The Pennsylvania Superior Court recently set forth a new standard for determining when an insured must seek the insurer’s consent to settle underlying third-party claims where the insurer had previously offered to defend the insured under a reservation of its right to decline coverage for any adverse judgment that might be entered against the insured later. In particular, the Superior Court held in Babcock & Wilcox Co. v. American Nuclear Insurers, et al., 2013 PA Super 174 (2013), that when a liability insurer tenders a defense to an insured subject to a reservation of rights, the insured has two options:
- Accept the insurer’s defense, thereby ceding full control of the litigation to the insurer (consistent with policy terms) and being bound by the typical liability insurance policy provision requiring the insurer’s consent to settlement; or
- Decline the insurer’s defense, furnish its own defense, and retain full control of the litigation and settlement, in which event — if coverage ultimately exists — the insured may recover both its defense costs and settlement costs, without the insurer’s consent to settlement, so long as those costs are fair, reasonable, and non-collusive.
In Babcock, the defendant insurers appealed the Trial Court’s determination that they owed the plaintiff-insureds $80 million, plus over $15 million in pre-judgment interest, as reimbursement of the plaintiffs’ settlement of the underlying claims, even though the insurers had objected to and never consented to that settlement, because the $80 million settlement was “fair and reasonable.” The Appellate Court rejected the Trial Court’s “fair and reasonable” standard, vacated the judgment against the insurers, and remanded for a new trial that must be directed at determining (1) whether the plaintiffs had actually rejected the insurers’ defense subject to a reservation of rights; and (2) whether the insurers acted in bad faith by rejecting the $80 million settlement and, as alleged, declining to participate in the underlying settlement negotiations.
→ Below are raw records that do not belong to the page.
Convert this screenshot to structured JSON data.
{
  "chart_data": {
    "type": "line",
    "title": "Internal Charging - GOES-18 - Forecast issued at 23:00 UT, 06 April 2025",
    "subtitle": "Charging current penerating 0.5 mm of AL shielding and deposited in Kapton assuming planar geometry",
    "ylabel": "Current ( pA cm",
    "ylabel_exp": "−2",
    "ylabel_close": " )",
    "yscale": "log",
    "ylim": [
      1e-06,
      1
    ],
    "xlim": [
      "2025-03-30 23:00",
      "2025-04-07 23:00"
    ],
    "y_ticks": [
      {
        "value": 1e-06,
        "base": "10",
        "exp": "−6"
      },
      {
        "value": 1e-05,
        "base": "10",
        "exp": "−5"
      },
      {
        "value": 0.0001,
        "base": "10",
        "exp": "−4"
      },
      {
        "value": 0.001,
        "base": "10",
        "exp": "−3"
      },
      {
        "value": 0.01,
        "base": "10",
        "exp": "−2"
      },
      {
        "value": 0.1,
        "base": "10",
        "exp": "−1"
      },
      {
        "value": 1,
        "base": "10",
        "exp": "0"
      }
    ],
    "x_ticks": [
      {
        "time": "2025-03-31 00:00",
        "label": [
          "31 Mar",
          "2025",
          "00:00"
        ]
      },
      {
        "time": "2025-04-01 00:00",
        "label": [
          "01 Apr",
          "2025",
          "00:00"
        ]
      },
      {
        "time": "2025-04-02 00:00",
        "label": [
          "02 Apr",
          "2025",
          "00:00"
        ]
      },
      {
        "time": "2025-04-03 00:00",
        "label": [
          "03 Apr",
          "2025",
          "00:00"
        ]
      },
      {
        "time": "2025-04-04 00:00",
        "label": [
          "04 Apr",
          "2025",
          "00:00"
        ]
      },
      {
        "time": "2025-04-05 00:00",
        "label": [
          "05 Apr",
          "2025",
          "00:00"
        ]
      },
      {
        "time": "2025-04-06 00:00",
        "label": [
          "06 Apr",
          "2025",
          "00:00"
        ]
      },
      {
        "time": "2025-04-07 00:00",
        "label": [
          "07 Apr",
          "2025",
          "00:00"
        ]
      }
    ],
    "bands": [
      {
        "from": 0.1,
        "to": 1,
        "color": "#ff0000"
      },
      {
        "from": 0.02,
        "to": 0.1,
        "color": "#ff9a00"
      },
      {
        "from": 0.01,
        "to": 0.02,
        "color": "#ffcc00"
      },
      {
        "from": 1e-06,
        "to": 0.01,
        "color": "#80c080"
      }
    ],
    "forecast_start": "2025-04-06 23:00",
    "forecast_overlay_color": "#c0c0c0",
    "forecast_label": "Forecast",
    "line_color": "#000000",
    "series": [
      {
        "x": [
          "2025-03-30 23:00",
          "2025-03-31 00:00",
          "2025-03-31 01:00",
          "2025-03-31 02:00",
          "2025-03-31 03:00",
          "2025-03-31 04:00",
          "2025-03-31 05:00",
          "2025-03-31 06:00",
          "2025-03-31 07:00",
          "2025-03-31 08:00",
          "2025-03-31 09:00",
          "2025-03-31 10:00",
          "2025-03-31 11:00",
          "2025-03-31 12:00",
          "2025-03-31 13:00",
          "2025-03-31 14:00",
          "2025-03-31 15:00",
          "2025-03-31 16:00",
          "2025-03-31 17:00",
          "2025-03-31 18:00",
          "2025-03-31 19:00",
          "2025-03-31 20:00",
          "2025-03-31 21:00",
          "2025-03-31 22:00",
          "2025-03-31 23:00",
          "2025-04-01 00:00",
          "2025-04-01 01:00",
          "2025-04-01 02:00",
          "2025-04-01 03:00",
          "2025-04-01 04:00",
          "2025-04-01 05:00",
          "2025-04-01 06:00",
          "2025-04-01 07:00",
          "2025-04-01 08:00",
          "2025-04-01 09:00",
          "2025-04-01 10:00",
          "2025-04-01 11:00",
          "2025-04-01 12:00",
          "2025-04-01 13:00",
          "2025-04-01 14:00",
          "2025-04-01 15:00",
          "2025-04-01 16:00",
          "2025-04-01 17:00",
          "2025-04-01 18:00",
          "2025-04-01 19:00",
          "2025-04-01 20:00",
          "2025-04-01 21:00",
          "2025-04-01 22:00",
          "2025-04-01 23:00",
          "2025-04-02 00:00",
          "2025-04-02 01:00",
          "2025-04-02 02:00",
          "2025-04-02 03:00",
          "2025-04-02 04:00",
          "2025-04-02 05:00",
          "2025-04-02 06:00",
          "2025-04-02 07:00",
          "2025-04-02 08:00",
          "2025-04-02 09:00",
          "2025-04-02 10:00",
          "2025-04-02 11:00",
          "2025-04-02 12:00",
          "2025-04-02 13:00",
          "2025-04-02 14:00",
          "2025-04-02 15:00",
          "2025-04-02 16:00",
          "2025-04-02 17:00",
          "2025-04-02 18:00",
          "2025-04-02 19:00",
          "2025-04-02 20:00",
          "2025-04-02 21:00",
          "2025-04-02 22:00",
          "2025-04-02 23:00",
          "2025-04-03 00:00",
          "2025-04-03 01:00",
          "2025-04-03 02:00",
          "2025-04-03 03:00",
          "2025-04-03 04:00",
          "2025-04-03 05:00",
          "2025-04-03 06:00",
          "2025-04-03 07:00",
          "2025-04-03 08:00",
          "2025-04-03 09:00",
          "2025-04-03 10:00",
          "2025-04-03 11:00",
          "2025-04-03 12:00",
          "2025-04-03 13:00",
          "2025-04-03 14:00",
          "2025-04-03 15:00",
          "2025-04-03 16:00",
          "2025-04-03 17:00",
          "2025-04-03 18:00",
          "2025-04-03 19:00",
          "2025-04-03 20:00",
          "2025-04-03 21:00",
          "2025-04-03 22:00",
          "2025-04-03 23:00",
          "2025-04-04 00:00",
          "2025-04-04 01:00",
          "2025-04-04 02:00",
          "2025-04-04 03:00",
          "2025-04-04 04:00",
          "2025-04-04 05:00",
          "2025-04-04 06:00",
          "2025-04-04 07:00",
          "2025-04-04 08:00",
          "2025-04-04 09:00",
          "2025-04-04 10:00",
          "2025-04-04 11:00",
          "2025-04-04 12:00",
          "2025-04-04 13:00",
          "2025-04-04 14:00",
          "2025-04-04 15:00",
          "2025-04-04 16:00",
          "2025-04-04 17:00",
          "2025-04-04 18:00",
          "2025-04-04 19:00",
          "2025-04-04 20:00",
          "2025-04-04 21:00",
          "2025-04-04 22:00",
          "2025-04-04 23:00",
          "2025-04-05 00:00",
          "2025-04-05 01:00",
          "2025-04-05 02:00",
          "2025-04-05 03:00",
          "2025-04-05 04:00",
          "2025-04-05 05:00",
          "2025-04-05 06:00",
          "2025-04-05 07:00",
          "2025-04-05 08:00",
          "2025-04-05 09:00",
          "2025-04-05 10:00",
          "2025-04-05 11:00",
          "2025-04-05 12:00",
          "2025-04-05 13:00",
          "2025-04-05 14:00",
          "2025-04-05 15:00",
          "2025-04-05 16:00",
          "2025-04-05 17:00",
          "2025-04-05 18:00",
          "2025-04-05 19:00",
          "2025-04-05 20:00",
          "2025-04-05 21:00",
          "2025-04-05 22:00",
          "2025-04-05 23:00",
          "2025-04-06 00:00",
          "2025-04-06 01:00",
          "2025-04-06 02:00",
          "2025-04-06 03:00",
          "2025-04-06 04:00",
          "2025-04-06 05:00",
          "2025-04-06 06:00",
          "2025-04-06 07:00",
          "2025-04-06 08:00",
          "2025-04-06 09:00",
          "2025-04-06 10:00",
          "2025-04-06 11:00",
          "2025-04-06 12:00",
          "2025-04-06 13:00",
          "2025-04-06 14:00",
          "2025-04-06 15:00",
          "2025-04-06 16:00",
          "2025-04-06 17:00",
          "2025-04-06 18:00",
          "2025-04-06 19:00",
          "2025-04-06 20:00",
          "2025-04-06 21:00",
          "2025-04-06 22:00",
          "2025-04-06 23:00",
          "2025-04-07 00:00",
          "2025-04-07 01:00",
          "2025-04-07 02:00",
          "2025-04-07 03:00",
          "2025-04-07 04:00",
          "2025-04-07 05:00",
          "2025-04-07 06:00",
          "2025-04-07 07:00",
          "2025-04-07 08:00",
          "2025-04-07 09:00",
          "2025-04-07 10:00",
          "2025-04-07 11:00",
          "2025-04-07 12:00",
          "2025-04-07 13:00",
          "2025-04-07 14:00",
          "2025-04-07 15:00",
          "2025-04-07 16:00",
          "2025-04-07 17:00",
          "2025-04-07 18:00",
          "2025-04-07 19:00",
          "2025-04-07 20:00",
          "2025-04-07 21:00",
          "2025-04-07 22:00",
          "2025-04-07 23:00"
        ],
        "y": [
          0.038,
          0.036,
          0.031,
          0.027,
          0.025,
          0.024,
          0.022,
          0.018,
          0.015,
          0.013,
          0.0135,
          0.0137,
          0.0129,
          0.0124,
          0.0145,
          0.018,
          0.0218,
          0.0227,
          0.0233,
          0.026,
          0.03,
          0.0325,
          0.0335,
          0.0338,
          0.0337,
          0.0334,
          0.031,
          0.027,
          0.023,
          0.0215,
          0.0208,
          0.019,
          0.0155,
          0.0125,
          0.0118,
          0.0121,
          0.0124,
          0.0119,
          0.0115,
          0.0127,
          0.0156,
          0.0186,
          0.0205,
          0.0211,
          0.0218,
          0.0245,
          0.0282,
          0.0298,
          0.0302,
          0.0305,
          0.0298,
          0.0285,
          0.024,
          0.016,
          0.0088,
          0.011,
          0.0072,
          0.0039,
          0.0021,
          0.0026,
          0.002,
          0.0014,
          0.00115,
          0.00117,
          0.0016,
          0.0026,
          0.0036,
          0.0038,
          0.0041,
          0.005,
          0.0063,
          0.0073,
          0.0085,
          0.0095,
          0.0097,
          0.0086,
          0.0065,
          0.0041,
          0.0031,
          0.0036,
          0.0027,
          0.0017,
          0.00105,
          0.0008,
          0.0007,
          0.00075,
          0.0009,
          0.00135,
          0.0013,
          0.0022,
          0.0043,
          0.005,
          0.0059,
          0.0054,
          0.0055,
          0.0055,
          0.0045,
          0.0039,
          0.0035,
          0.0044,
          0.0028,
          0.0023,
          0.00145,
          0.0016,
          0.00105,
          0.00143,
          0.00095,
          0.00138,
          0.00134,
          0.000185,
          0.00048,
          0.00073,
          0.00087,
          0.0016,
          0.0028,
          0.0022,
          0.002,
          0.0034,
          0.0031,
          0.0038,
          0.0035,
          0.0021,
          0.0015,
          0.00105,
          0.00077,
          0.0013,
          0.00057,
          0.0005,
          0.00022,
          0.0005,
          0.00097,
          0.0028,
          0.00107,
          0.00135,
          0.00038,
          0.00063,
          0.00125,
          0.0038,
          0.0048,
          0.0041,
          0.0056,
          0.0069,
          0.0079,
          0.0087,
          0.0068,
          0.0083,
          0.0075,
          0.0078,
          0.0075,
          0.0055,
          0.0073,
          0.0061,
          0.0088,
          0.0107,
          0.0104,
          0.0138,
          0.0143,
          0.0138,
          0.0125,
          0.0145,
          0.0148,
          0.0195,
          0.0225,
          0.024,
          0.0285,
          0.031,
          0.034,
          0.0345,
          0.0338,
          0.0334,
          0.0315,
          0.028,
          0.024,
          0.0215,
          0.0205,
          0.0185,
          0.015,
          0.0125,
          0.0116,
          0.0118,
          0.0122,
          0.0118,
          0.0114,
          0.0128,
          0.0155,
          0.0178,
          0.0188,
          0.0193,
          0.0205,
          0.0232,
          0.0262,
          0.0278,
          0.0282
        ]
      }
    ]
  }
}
Seeking to balance the insured’s incentive to develop evidence of non-coverage and to reject settlement offers at or near the policy limits against the insured’s incentive to terminate litigation by settling within its coverage limits irrespective of the merits of its defense, the Babcock Court considered three competing solutions to this balancing act adopted in other states, rejecting two and adopting the third. First, it rejected the notion of allowing the insurer to insist upon consent to any underlying settlement only as to those claims that the insurer has unconditionally assumed liability under the policy, as articulated by the Arizona Supreme Court in United Servs. Auto Ass’n v. Morris, 741 P.2d 246 (Ariz. 1987), as too tilted in favor of the insured. It also rejected the idea of relieving the insurer’s obligation to reimburse the insured for a settlement it reached without the insurer’s consent unless the insurer, in bad faith, breached the contract by arbitrarily refusing to settle, as adopted in Vincent Soybean & Grain Co., Inc. v. Lloyd’s Underwriters of London, 246 F.3d 1129 (8th Cir. 2001), as “too cavalier” regarding the risks imposed upon the insured. Instead, the Superior Court adopted the third approach set forth above, which it drew from Florida precedent, Taylor v. Safeco Ins. Co., 361 So.2d 743 (Fla. Ct. App. 1978), because it gives the insured the option of declining a defense subject to a reservation of rights — thus eliminating the prospect of a conflict-of-interest at the outset of the underlying litigation — but protects the insurer’s full control of the litigation when the insured accepts that defense, subject to its obligations of good faith.
The Babcock decision thus reassures liability insurers defending underlying litigation subject to a reservation of rights that they maintain full control of the defense and settlement of that litigation, consistent with policy terms and subject to good faith obligations, provided that the insured has accepted their tender of the defense. But the insured’s new option to reject the insurer’s conditional defense, settle on its own, and recover its defense costs and settlement “should coverage be found,” as the opinion states, raises an interesting question of whether and to what extent Pennsylvania law would allow the insurer to argue in such a later recovery proceeding that coverage does not exist, such as where the underlying settlement extinguishes both covered and non-covered claims. Assuming that the Babcock analysis withstands further appellate scrutiny, further litigation over this related question seems likely.